U mnie też prace ruszyły…niedziela sprzyja:)
pozdrawiam ciepło, Ella z Cocolocco:)
:))) w takim razie życzę samych radosnych chwil podczas świątecznych przygotowań:)
bardzo dziękuję za komentarz i również ciepło pozdrawiam :*
dobrego dnia!
pachnie świętami :))
aj żebyś wiedziała ;) pierniki, hiacynty, choinka… :)
Malusia, ale urocza. U mnie też w tym roku zawisną nowe hand made'owe serduszka.
pozdrawiam,
Joanna z Lovearti Studio
Nie jest może maluteńka, ale do dużych też nie należy:) jest taka w sam raz:)
takie rzeczy handmade są najlepsze na choinkę:) u mnie szydełkowe zawieszki, pierniki i malowane szyszki:)
pozdrowienia
Święta pełną gębą u Ciebie :) Kolorowo i radośnie :)
Elle tak jest! :) nie wyobrażam sobie inaczej:)
U mnie w tym roku stanie pierwsza taka tylko moja (i męża oczywiście) choinka. Pierwsza nasza małżeńska w nowym domu. Też zamierzam pójść w naturalność. Już suszę cytrusy na kaloryferze i mam upieczone sztuczne pierniki z masy solnej :)
pozdrawiam i zapraszam do siebie http://decoupajage.blogspot.com/
:))) my już 3 rok mamy swoja choinkę:) to wspaniale móc ubierać swoje drzewko, choć z rodzicami też było fajnie… wtedy był taki klimat..hmmm na wszystko patrzyło się oczami dziecka:)
plastry pomarańczy na choince! uwielbiam:)
odwiedzę za chwilkę:)
Jestem pod wrażeniem!!!Piękne miejsce stworzyłaś,jakbym oglądałam zdjecia z magazynu wnętrzarskiego.I nie podlizuję się:)))Tak myślę ,bardzo mi się podoba drzewko jego otoczenie i skrzaty.No,skrzaty to mnie powaliły na kolana!!!A u mnie dopiero półeczka świąteczna i NIC!!!Dopiero skończyliśmy montaż kominka i mam straszne tyły.Ale dam radę:)
aż tak dobrze nie ma, bo zdjęcia pozostawiają wiele do życzenia;) muszę wreszcie kupić sobie lepszy aparat – wyjścia nie ma!:))) ale dziękuję serdecznie za przemiłe słowa:*:)

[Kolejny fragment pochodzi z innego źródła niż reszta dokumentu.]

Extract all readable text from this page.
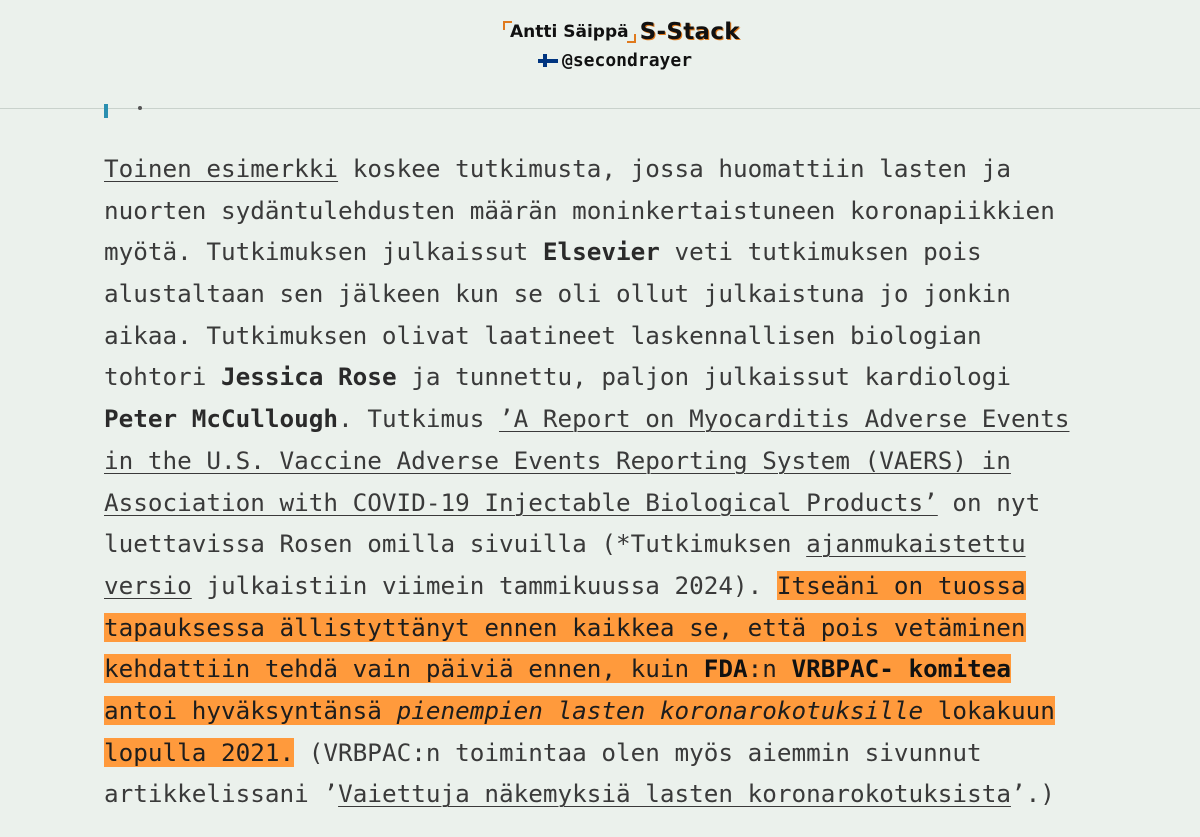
Antti Säippä S-Stack
@secondrayer
Toinen esimerkki koskee tutkimusta, jossa huomattiin lasten ja
nuorten sydäntulehdusten määrän moninkertaistuneen koronapiikkien
myötä. Tutkimuksen julkaissut Elsevier veti tutkimuksen pois
alustaltaan sen jälkeen kun se oli ollut julkaistuna jo jonkin
aikaa. Tutkimuksen olivat laatineet laskennallisen biologian
tohtori Jessica Rose ja tunnettu, paljon julkaissut kardiologi
Peter McCullough. Tutkimus ’A Report on Myocarditis Adverse Events
in the U.S. Vaccine Adverse Events Reporting System (VAERS) in
Association with COVID-19 Injectable Biological Products’ on nyt
luettavissa Rosen omilla sivuilla (*Tutkimuksen ajanmukaistettu
versio julkaistiin viimein tammikuussa 2024). Itseäni on tuossa
tapauksessa ällistyttänyt ennen kaikkea se, että pois vetäminen
kehdattiin tehdä vain päiviä ennen, kuin FDA:n VRBPAC- komitea
antoi hyväksyntänsä pienempien lasten koronarokotuksille lokakuun
lopulla 2021. (VRBPAC:n toimintaa olen myös aiemmin sivunnut
artikkelissani ’Vaiettuja näkemyksiä lasten koronarokotuksista’.)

pewnie, że dasz radę! trzymam mocno kciuki:)
Jak ja lubie takie ciepłe wnetrza, przyjemnie sie w nich bywa:)))) I choineczka cudnie naturalna:)))
pozdrawiam cieplutko!
:))) jest dość przyjemnie, to prawda:)
uściski dla Ciebie :)
o ja tez lubie jak choinka juz jest:)Wczoraj przytargalismy do domu dzisiaj dekorujemy:)))
ja najbardziej lubię ten okres oczekiwania…:) jest taki magiczny.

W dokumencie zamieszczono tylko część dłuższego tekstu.